Lorena Gonzalez, Mayoral Candidate — 2021 Primary Election

CANDIDATE: Lorena González, Mayoral Candidate

ARTS PLATFORM

Arts & Culture

Seattle’s public spaces and cultural spaces define who feels welcome, who belongs, whose stories are worth listening to. In our cultural life, we need artists from all backgrounds sharing their stories and world with us. If we want to be a multicultural city that celebrates Black and Indigenous histories and cultures, and the stories and contributions of all the uniquely diverse immigrant communities, we need artists making art.
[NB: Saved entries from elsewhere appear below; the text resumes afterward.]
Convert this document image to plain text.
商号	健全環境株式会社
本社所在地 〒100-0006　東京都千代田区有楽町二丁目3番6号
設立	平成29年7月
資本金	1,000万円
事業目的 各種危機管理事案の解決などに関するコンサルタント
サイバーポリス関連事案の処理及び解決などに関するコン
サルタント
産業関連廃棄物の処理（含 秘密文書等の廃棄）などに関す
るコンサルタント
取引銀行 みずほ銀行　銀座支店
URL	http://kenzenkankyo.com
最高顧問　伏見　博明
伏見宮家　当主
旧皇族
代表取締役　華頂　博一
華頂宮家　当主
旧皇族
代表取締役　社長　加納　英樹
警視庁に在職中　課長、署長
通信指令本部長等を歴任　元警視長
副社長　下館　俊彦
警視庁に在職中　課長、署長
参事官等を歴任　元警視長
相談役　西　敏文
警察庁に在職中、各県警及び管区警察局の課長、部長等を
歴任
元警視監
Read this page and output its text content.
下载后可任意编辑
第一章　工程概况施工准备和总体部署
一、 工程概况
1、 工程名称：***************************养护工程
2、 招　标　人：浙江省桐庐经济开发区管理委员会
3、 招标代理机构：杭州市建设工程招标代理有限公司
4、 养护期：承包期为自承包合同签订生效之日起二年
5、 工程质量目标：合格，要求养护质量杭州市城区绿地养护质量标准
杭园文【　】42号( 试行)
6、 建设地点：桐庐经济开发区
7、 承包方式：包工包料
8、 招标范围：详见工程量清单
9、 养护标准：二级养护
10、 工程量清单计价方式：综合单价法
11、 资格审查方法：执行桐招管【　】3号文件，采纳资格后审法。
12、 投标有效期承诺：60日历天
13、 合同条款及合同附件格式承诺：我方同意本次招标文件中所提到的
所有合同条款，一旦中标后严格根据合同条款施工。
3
We need public spaces that tell our different experiences of shared history and stories from communities.

I’m proud to have supported $3 million in funding in assistance for arts organizations as part of the Seattle Rescue Plan. Arts and culture are essential infrastructure, and we need to invest in ensuring artists can stay in our communities and continue to create cultural spaces and art. As Congress considers an infrastructure package, I will be working with our federal partners, like Congresswoman Pramila Jayapal, to identify new opportunities to secure additional funding for arts and culture in our city.

We also need to recognize that we cannot have a thriving arts sector without tackling income inequality in our city, which impacts workers in the arts sector. We need to invest in affordable housing, affordable transit, and affordable childcare to ensure these workers can continue to call Seattle home. I have proposed a comprehensive plan for economic recovery that is focused on helping workers and small businesses throughout all of our city’s neighborhoods.

My plan also proposes reinvigorating the Office of Economic Development so that it serves local businesses with tools they need to find capital and technical assistance, with attention to removing barriers for new entrepreneurs from low-income communities, BIPOC communities and the LGBTQ+ community. Artists are often small business-owners themselves who need to keep their books, pay their employees, and file their taxes. Providing technical and small business assistance for artists and culture workers is one way to ensure they are part of shared prosperity possible in Seattle.

Artists also need spaces to call home where they can create, collaborate, and plan. Art spaces have been some of the first casualties of our affordability challenges and we have lost too many. We need to preserve our existing spaces and identify currently underutilized spaces that could be used for our arts community. Theater Off Jackson is an example of a space that needs to be preserved; it’s in a historic neighborhood for people of color and currently serves as a space where BIPOC theater, queer theater, body positive theater, and burlesque can run.

Recognizing the rich contributions that arts and culture makes to our community should also be recognized by designating neighborhoods that are arts and culture hubs as arts districts, which will help with placemaking and economic revitalization. As we continue to build affordable housing, we can, and should, incentivize development of co-located housing and arts and culture spaces for permanent places where ideas and art can grow, incubate, and flourish.